Mais à qui donc s’adresse la Chiron Pur Sport ? « A des clients qui sont déjà propriétaires d’une Veyron ou d’une Chiron mais également à des clients qui n’ont pas encore de Bugatti. Ils possèdent en général déjà plusieurs supercars et désirent une voiture qui soit plus facilement utilisable au quotidien que par exemple une Porsche 918 Spyder ou une Ferrari LaFerrari », répond Frédéric Manfrini qui sait de quoi il parle. La Porsche 918 Spyder que nous avons vue dans les locaux du Groupe Chevalley à proximité de Bugatti Genève appartient en effet à un client Bugatti ! Et la concession genevoise de la marque chère à Ettore Bugatti compte parmi ses clients plusieurs collectionneurs de Bugatti. Nous y avons d’ailleurs vu une très rare Bugatti EB 112 à quatre portes de 1993. « Il n’existe que trois exemplaires de ce prototype et celui que vous avez vu chez nous est le seul à bénéficier d’une immatriculation », relève Frédéric Manfrini.

Pour en revenir à la Chiron Pur Sport, on relèvera que celle qui nous a été présentée à Genève disposait de nouvelles jantes en magnésium, plus légères de quatre kilos. Ces jantes se distinguent par la présence d’ailettes aérodynamiques du plus bel effet. Il s’agit cependant d’une option facturée à quelque 50’000 euros. La Pur Sport se différencie des autres Chiron également par ses lignes. A l’avant, les entrées d’air sont plus importantes et le spoiler plus long. La Chiron Pur Sport propose par ailleurs une nouvelle peinture en option avec la partie inférieure de la carrosserie revêtue de carbone. A l’arrière, en plus de l’aileron fixe déjà évoqué, le diffuseur est de plus grande dimension.

A l’intérieur, les spécialistes de Bugatti ont opté pour l’Alcantara, cela afin notamment d’économiser du poids. Quant aux coutures bleues qui ornent l’Alcantara, elles offrent des touches de couleur bienvenues.

Un des plus grands changements de la Chiron Pur Sport réside cependant dans son châssis. On note ainsi un carrossage négatif de 2,5 degrés pour une nette augmentation de la performance. Afin d’intégrer les réglages négatifs du carrossage, les ingénieurs de Bugatti ont développé de nouvelles rotules de suspension. Quant au nouveau mode de conduite ESC Sport+, il permettrait « de dépasser les attentes des conducteurs les plus chevronnés », selon Jachin Schwalbe, en charge du développement de la Pur Sport. Ce mode autorise par exemple un angle de dérive beaucoup plus important que sur la Chiron.

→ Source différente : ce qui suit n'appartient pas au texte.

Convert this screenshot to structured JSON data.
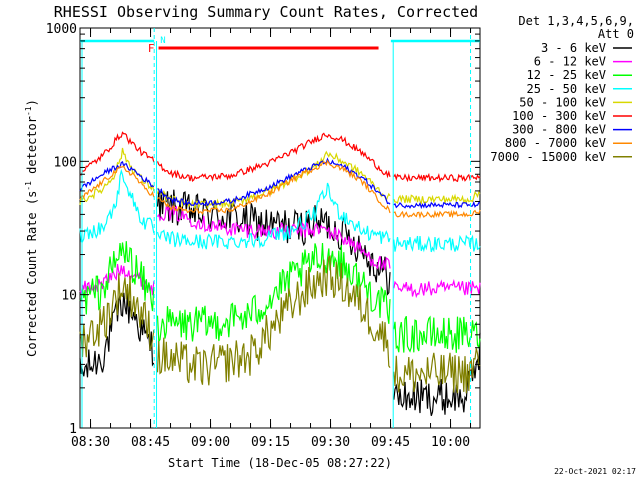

Enfin, la boîte DSG à double embrayage s’adapte aussi bien à une conduite très sportive qu’à une conduite plus tranquille, par exemple en ville. D’ailleurs, un des conducteurs de Bugatti qui avait effectué le plus de kilomètres au quotidien au volant d’une Veyron, était une conductrice ! En l’occurrence Ursula Piëch, l’épouse de Ferdinand Piëch, l’ancien grand patron d’Audi et de VW qui, après avoir intégré les marques Bentley et Lamborghini au groupe Volkswagen, avait également acheté Bugatti en 1998.